Pada suatu hari, datanglah beberapa orang hamba sahaya kepada Rasulullah saw, maka saya pun berkata,
“Pergilah engkau menghadap Rasulullah saw. Dan mintalah seorang pembantu untuk meringankan pekerjaan rumahmu”
kemudian dia pergi menemui Rasulullah saw. tetapi pada saat itu banyak orang yang menghadiri majlis Rasulullah saw. karena malu untuk menyampaikan maksudnya, dia pun kembali ke rumah.

Pada hari berikutnya, Rasullullah saw. datang ke rumah kami dan bertanya,
“Wahai Fatimah, ada maksud apa engkau datang ke rumahku kemarin?”
Fatimah ra. tidak menjawab karena malu. Saya berkata kepada Rasulullah saw,
“Wahai Rasulullah, dia menggiling gandum setiap hari, yang menimbulkan bintik-bintik hitam pada tangannya. Dia mengangkat air setiap hari sehingga menyebabkan luka-luka di atas dadanya, dan setiap hari dia membersihkan rumahnya sehingga pakaiannya menjadi kotor. Kemudian saya menceritakan tentang beberapa orang hamba sahaya yang engkau dapatkan kemarin dan menyuruh Fatimah datang kepada engkau untuk meminta seseorang pembantu.”
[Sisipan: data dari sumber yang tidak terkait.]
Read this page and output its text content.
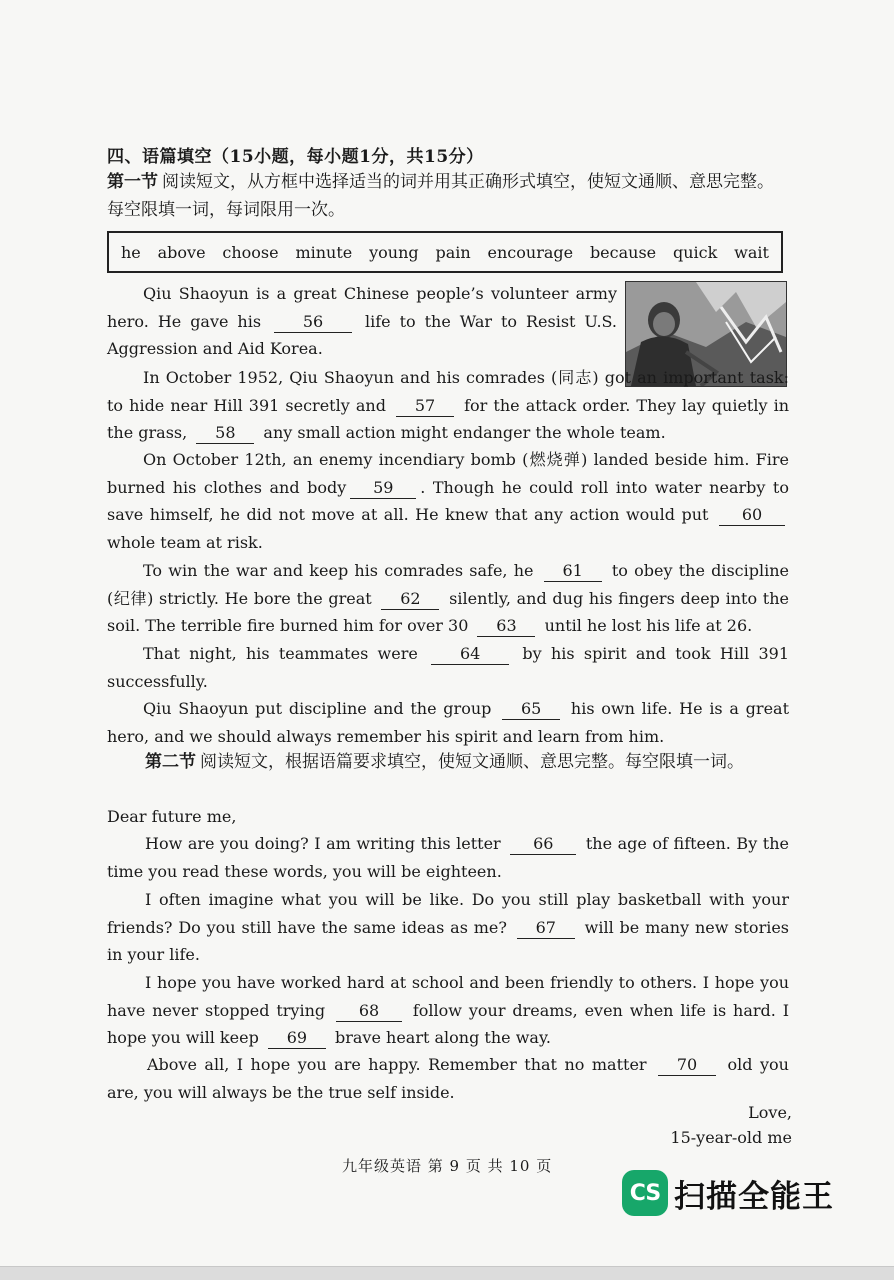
四、语篇填空（15小题，每小题1分，共15分）
第一节 阅读短文，从方框中选择适当的词并用其正确形式填空，使短文通顺、意思完整。每空限填一词，每词限用一次。
he above choose minute young pain encourage because quick wait
Qiu Shaoyun is a great Chinese people’s volunteer army hero. He gave his	56	life to the War to Resist U.S. Aggression and Aid Korea.
In October 1952, Qiu Shaoyun and his comrades (同志) got an important task: to hide near Hill 391 secretly and 57 for the attack order. They lay quietly in the grass, 58 any small action might endanger the whole team.
On October 12th, an enemy incendiary bomb (燃烧弹) landed beside him. Fire burned his clothes and body 59 . Though he could roll into water nearby to save himself, he did not move at all. He knew that any action would put 60 whole team at risk.
To win the war and keep his comrades safe, he 61 to obey the discipline (纪律) strictly. He bore the great 62 silently, and dug his fingers deep into the soil. The terrible fire burned him for over 30 63 until he lost his life at 26.
That night, his teammates were	64	by his spirit and took Hill 391 successfully.
Qiu Shaoyun put discipline and the group 65 his own life. He is a great hero, and we should always remember his spirit and learn from him.
第二节 阅读短文，根据语篇要求填空，使短文通顺、意思完整。每空限填一词。
Dear future me,
How are you doing? I am writing this letter 66 the age of fifteen. By the time you read these words, you will be eighteen.
I often imagine what you will be like. Do you still play basketball with your friends? Do you still have the same ideas as me? 67 will be many new stories in your life.
I hope you have worked hard at school and been friendly to others. I hope you have never stopped trying 68 follow your dreams, even when life is hard. I hope you will keep 69 brave heart along the way.
Above all, I hope you are happy. Remember that no matter 70 old you are, you will always be the true self inside.
Love,
15-year-old me
九年级英语 第 9 页 共 10 页
CS 扫描全能王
Mendengar hal itu Rasulullah saw. bersabda.
”Wahai Fatimah, bertakwalah kepada Allah, tetaplah menyempurnakan kewajibanmu kepada Allah dan kerjakanlah pekerjaan rumah tanggamu. Kemudian, apabila engkau akan tidur, ucapkanlah subhaanallah 33 kali, Alhamdulillah 33 kali, Allaahu Akbar 33 kali, ini lebih baik bagimu daripada seorang pembantu.”
Setelah mendengar nasihat itu Fatimah ra. Berkata,
”Saya ridha dengan keputusan Allah dan Rasul-Nya.”


Hikmah Dari Kisah di Atas
Inilah kisah putri Rasulullah saw nabi yang paling mulia diantara para nabi, Sedangkan kita pada zaman sekarang, jangankan pekerjaan rumah tangga, pekerjaan pribadipun harus dibantu oleh orang lain, misalnya menyapu, mengepel, membersihkan WC dan lain-lain.
Menurut hadist ini, sebelum tidur hendaklah membaca dzikir-dzikir tersebut diatas. Dalam hadist lain disebutkan bahwa Rasulullah saw menasehati Fatimah agar setiap selesai shalat membaca subhaanallah 33 kali, Alhamdulillah 33 kali, AllaahuAkbar 33 kali.